The notion of causality (did an event e cause an event e'?) has been studied in many disciplines, including philosophy, logic, statistics, and law. The definitions of causality studied in these disciplines usually amount to variants of the counterfactual test “e is a cause of e' if both e and e' have occurred, and in a world that is as close as possible to the actual world but where e does not occur, e' does not occur either”. In computer science, almost all definitions of logical causality — including the landmark definition of [48] and its derivatives — rely on a causal model that. However, this model may not be known, for instance in presence of black-box components. For such systems, we have been developing a framework for blaming that helps us establish the causal relationship between component failures and system failures, given an observed system execution trace. The analysis is based on a formalization of counterfactual reasoning [6].

We are currently working on a revised version of our general semantic framework for fault ascription in  [46] that satisfies a set of formally stated requirements — such as its behavior under several notions of abstraction and refinement —, and on its instantiation to acyclic models of computation, in order to compare our approach with the standard definition of actual causality proposed by Halpern and Pearl.

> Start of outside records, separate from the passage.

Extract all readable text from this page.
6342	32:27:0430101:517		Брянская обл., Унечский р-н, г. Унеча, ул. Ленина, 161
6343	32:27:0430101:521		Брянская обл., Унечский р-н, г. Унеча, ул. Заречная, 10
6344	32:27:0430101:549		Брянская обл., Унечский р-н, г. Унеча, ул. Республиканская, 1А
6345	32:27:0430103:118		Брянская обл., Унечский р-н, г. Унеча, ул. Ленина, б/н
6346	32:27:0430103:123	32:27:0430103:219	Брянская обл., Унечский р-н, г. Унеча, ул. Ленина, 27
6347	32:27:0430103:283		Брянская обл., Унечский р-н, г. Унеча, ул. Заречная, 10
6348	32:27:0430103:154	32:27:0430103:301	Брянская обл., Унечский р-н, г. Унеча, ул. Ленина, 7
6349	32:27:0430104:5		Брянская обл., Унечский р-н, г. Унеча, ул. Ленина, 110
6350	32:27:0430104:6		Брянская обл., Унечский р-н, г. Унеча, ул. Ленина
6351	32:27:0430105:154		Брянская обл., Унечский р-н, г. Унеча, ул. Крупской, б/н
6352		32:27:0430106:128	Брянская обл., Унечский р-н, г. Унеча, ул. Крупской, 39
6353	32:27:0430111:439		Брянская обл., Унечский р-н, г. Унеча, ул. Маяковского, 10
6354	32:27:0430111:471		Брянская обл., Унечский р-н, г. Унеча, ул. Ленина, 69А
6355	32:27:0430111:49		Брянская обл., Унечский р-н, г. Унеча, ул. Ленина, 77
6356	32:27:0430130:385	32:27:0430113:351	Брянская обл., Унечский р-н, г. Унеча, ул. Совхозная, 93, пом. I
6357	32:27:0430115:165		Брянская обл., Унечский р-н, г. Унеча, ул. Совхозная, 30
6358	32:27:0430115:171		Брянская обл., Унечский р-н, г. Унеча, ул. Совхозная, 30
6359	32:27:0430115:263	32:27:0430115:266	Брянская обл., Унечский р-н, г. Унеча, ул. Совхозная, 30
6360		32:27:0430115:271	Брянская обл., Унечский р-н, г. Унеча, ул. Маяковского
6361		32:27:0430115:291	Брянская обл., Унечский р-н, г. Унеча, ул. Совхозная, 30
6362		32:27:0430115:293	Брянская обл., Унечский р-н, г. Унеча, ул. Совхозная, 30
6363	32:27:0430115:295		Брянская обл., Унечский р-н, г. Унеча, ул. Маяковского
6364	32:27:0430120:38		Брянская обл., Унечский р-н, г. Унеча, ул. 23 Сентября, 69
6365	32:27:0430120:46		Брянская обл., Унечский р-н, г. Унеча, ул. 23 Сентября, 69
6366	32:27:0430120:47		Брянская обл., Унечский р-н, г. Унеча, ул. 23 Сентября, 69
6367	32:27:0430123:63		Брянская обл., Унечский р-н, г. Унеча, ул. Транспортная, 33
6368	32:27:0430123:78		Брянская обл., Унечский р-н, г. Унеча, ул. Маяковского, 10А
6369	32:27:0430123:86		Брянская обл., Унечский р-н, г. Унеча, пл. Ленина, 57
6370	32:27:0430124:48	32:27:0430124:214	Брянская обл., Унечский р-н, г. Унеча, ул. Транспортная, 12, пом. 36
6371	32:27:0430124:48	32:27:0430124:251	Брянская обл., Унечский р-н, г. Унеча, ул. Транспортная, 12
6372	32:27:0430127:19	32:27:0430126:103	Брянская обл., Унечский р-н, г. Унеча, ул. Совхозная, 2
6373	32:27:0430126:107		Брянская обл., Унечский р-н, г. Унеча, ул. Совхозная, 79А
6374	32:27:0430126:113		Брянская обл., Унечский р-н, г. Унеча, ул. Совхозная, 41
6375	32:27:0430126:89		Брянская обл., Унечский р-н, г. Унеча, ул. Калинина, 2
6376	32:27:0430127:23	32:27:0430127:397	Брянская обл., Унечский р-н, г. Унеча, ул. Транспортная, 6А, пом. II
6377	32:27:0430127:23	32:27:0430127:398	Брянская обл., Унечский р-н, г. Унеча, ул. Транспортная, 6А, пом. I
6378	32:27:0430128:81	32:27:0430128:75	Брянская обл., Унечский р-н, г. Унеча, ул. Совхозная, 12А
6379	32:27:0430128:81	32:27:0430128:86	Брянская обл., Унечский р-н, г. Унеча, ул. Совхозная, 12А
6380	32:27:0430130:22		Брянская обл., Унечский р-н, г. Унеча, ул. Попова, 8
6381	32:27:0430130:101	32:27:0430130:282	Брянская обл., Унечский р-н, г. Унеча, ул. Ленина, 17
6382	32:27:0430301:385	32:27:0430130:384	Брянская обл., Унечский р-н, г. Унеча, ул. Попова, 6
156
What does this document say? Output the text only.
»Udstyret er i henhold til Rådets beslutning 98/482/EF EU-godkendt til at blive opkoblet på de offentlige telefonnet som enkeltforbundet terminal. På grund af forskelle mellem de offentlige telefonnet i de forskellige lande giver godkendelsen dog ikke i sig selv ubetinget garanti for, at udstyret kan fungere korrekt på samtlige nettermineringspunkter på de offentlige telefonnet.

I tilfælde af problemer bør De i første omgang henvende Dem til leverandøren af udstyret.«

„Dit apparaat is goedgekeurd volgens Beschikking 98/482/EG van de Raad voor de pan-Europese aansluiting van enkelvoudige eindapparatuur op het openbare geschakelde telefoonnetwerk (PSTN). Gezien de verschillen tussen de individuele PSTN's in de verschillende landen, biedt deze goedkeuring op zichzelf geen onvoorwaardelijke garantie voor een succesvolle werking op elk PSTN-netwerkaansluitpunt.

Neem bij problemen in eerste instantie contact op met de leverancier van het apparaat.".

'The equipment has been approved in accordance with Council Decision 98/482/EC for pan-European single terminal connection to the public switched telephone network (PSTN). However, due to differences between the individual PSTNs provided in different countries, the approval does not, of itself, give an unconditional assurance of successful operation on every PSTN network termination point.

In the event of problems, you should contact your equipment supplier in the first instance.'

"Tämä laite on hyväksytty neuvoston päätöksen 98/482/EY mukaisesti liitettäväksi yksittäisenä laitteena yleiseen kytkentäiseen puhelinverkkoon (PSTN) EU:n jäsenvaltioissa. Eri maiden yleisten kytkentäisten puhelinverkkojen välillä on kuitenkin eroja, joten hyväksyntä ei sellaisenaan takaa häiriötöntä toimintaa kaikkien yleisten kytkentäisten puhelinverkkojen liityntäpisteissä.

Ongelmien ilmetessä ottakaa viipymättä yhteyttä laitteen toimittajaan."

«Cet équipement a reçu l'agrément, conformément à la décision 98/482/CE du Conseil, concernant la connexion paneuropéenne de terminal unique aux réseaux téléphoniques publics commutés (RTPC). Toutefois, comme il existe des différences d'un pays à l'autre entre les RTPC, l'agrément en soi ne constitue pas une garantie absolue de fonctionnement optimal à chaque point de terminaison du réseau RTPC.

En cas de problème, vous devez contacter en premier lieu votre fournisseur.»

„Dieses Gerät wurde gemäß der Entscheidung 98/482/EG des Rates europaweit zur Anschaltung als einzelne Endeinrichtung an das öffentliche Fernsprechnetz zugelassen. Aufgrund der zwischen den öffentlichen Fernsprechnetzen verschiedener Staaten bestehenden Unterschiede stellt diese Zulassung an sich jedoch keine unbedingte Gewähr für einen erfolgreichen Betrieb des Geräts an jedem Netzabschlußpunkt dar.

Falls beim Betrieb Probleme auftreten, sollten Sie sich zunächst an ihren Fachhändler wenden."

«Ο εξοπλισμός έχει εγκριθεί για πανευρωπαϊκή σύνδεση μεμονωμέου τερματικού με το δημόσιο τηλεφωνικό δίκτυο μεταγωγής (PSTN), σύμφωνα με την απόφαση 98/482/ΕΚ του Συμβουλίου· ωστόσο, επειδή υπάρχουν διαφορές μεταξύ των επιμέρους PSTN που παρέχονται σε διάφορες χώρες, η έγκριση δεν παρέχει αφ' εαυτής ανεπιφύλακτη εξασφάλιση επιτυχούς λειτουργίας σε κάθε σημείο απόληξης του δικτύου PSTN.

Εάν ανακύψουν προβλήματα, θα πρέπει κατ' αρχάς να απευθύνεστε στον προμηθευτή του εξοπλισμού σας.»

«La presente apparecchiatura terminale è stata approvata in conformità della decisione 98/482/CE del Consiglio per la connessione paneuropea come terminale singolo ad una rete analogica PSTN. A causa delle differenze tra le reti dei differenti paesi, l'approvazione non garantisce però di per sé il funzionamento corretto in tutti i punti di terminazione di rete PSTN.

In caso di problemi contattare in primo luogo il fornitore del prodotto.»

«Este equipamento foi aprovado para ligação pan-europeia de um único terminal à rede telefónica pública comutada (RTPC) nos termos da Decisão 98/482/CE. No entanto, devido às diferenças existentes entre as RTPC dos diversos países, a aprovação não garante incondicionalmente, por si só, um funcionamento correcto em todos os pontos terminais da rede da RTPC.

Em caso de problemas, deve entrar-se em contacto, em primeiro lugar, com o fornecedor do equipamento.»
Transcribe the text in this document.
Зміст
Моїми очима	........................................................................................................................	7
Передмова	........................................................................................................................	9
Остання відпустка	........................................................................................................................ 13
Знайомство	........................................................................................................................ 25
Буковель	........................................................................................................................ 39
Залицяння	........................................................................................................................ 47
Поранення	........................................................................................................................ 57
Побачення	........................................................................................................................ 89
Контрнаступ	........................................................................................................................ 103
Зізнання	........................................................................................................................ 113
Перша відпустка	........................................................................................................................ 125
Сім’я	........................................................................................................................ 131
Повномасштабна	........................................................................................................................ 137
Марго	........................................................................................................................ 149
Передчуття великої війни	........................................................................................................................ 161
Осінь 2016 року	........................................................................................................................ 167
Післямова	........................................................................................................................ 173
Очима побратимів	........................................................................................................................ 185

Fault Management in Virtualized Networks

From a more applied point of view we are investigating, in the context of Sihem Cherrared's PhD thesis, approaches for fault explanation and localization in virtualized networks. In essence, Network Function Virtualization (NFV), widely adopted by the industry and the standardization bodies, is about running network functions as software workloads on commodity hardware to optimize deployment costs and simplify the life-cycle management of network functions. However, it introduces new fault management challenges including dynamic topology and multi-tenant fault isolation that we discuss in [14]. As a first step to tackle those challenges, we have extended the classical fault management process to the virtualized functions by introducing LUMEN: a Global Fault Management Framework. Our approach aims at providing the availability and reliability of the virtualized 5G end-to-end service chain. LUMEN includes the canonical steps of the fault management process and proposes a monitoring solution for all types of Network virtualization Environments. Our framework is based on open source solutions and could easily be integrated with other existing autonomic management models.